I had only slightly begun to enact this idea when tragedy struck. The unfortunate loss of a loved one negated all plans I had. I immediately jumped to their side as a friend and propped them up knowing that this was not the same person who had constructed the painful web only a month before. I knew that this was by far a changed person who was crippled by the pain of this tragic incident. Seeing that, I did all I could to assist the emotionally weak. I even went as far as taking many hours of vacation and a slight pay cut so that I could stay near him. The only flaw in this, was that when speaking to one of the few that knew the plan I had intended on enacting I stated that we had to be nice to this person now due to their loss. Despite the love and effort I put into making this person comfortable and happy in this short time in January, that one saying when taken completely out of context at a later date would prove disastrous.
I stuck by him as much as possible in the following months, things even seemed to return to slight normality after several pieces were removed from the area and thus the direct equation. I enjoyed this time. Then another unfortunate event happened. The aforementioned person to whom I had made that statement to, began to converse again with the one whom I had discussed it about. On an evening when neither of them were in an apparent good mood, one brought up a subject relating to myself and another whom had made them slightly angered. They began discussing the other person before falling upon the subject of Mitch. At which time, I understand that my statement was then taken out of context and made to seem derisive towards the first party. This was never my intention. It was merely a notation of my change of action to one whom I had shared my original tactic with. Unfortunately when repeated outside of the original conversation and understanding it was taken in a completely unwanted way.
Since then I have gotten little information as to what has happened as the person I have been speaking of this entire time will not come to me to speak about the problems. Of which I understand that letting things be part of the past may still be an issue, let it be known that I hold no issue with anything past unless it still clouds others judgment today. I am very quick to look at issues as a whole and get my own closure on them, otherwise I would have not returned to being their friend. I still hold no grudge against this person and would enjoy their company again if they could open their eyes even just a little wider to understand the view everyone else held of this entire situation.

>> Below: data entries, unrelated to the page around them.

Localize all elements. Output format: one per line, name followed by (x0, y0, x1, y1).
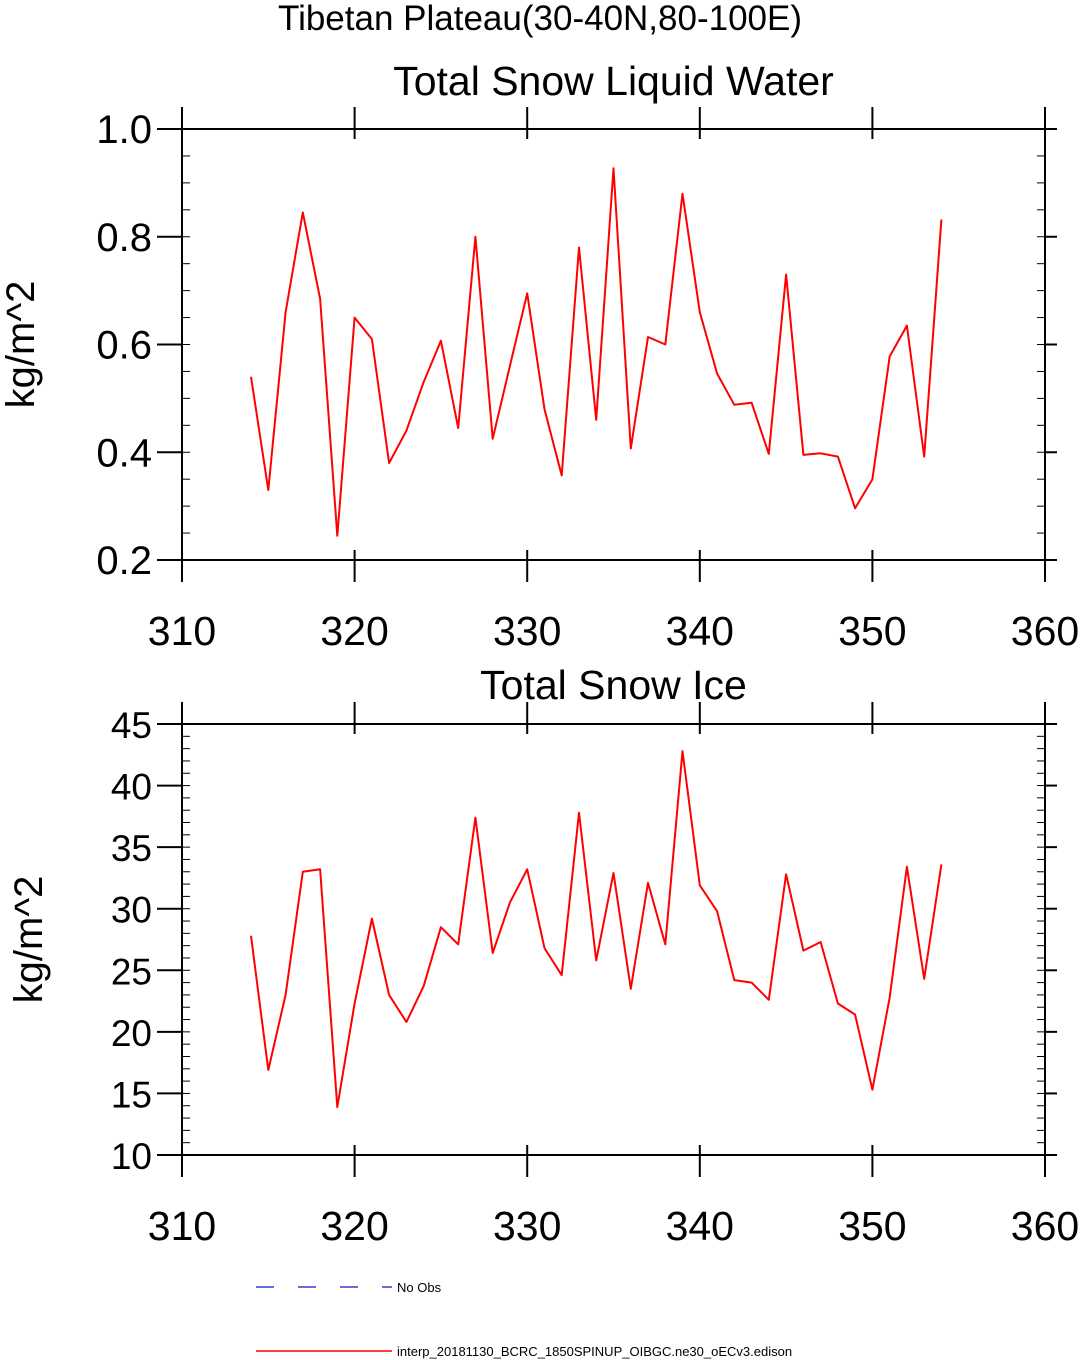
x-tick-label: 310 (148, 608, 216, 654)
suptitle: Tibetan Plateau(30-40N,80-100E) (278, 0, 802, 38)
x-tick-label: 360 (1011, 1203, 1079, 1249)
y-tick-label: 10 (111, 1136, 152, 1177)
series-line (250, 167, 943, 537)
x-tick-label: 320 (320, 608, 388, 654)
x-tick-label: 330 (493, 608, 561, 654)
x-tick-label: 340 (666, 608, 734, 654)
legend: No Obs interp_20181130_BCRC_1850SPINUP_O… (256, 1280, 792, 1359)
y-tick-label: 0.8 (96, 216, 152, 260)
y-axis-label: kg/m^2 (7, 876, 51, 1004)
y-axis-label: kg/m^2 (0, 281, 43, 409)
y-tick-label: 20 (111, 1013, 152, 1054)
y-tick-label: 1.0 (96, 108, 152, 152)
x-tick-label: 350 (838, 608, 906, 654)
y-tick-label: 45 (111, 705, 152, 746)
y-tick-label: 30 (111, 890, 152, 931)
y-tick-label: 15 (111, 1074, 152, 1115)
y-tick-label: 0.2 (96, 539, 152, 583)
plot-frame (181, 128, 1046, 561)
y-tick-label: 40 (111, 767, 152, 808)
y-tick-label: 35 (111, 828, 152, 869)
x-tick-label: 350 (838, 1203, 906, 1249)
series-line (250, 750, 943, 1108)
x-tick-label: 320 (320, 1203, 388, 1249)
x-tick-label: 310 (148, 1203, 216, 1249)
x-tick-label: 340 (666, 1203, 734, 1249)
legend-model-label: interp_20181130_BCRC_1850SPINUP_OIBGC.ne… (397, 1344, 792, 1359)
chart-panel-snow-ice: Total Snow Ice kg/m^2 10 15 20 25 30 35 40 45 310 3… (7, 662, 1079, 1249)
y-tick-label: 0.6 (96, 324, 152, 368)
x-tick-label: 330 (493, 1203, 561, 1249)
chart-title: Total Snow Liquid Water (393, 58, 834, 104)
chart-panel-liquid-water: Total Snow Liquid Water kg/m^2 0.2 0.4 0.6 0.… (0, 58, 1079, 654)
y-tick-label: 0.4 (96, 431, 152, 475)
y-tick-label: 25 (111, 951, 152, 992)
x-tick-label: 360 (1011, 608, 1079, 654)
chart-title: Total Snow Ice (480, 662, 747, 708)
plot-frame (181, 723, 1046, 1156)
legend-obs-label: No Obs (397, 1280, 442, 1295)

I also regret that due to this catastrophic social collapse I was unable to spend much time with people who were hardly even involved in the intertwining of words and emotions. I lament the time lost, and also the time forward of now that I will not get to see them due to this. I fear that the said subject of this Entry has unfortunately warped the minds of those who I care for to think of me as a bad person and a wonderful scapegoat to use for anything that might have gone socially wrong recently. I hope this not to be the case because as I stated earlier, all I do is for the betterment of others, and I am truly sorry if others are unable to see that.
Mitchell Lee Curd
Post Script - Hopefully all of this melodrama will come to an end for this group of my friends when come May 1st I will be living with my brother and will rarely find the need to leave my apartment. Hopefully then my original plan might be seen.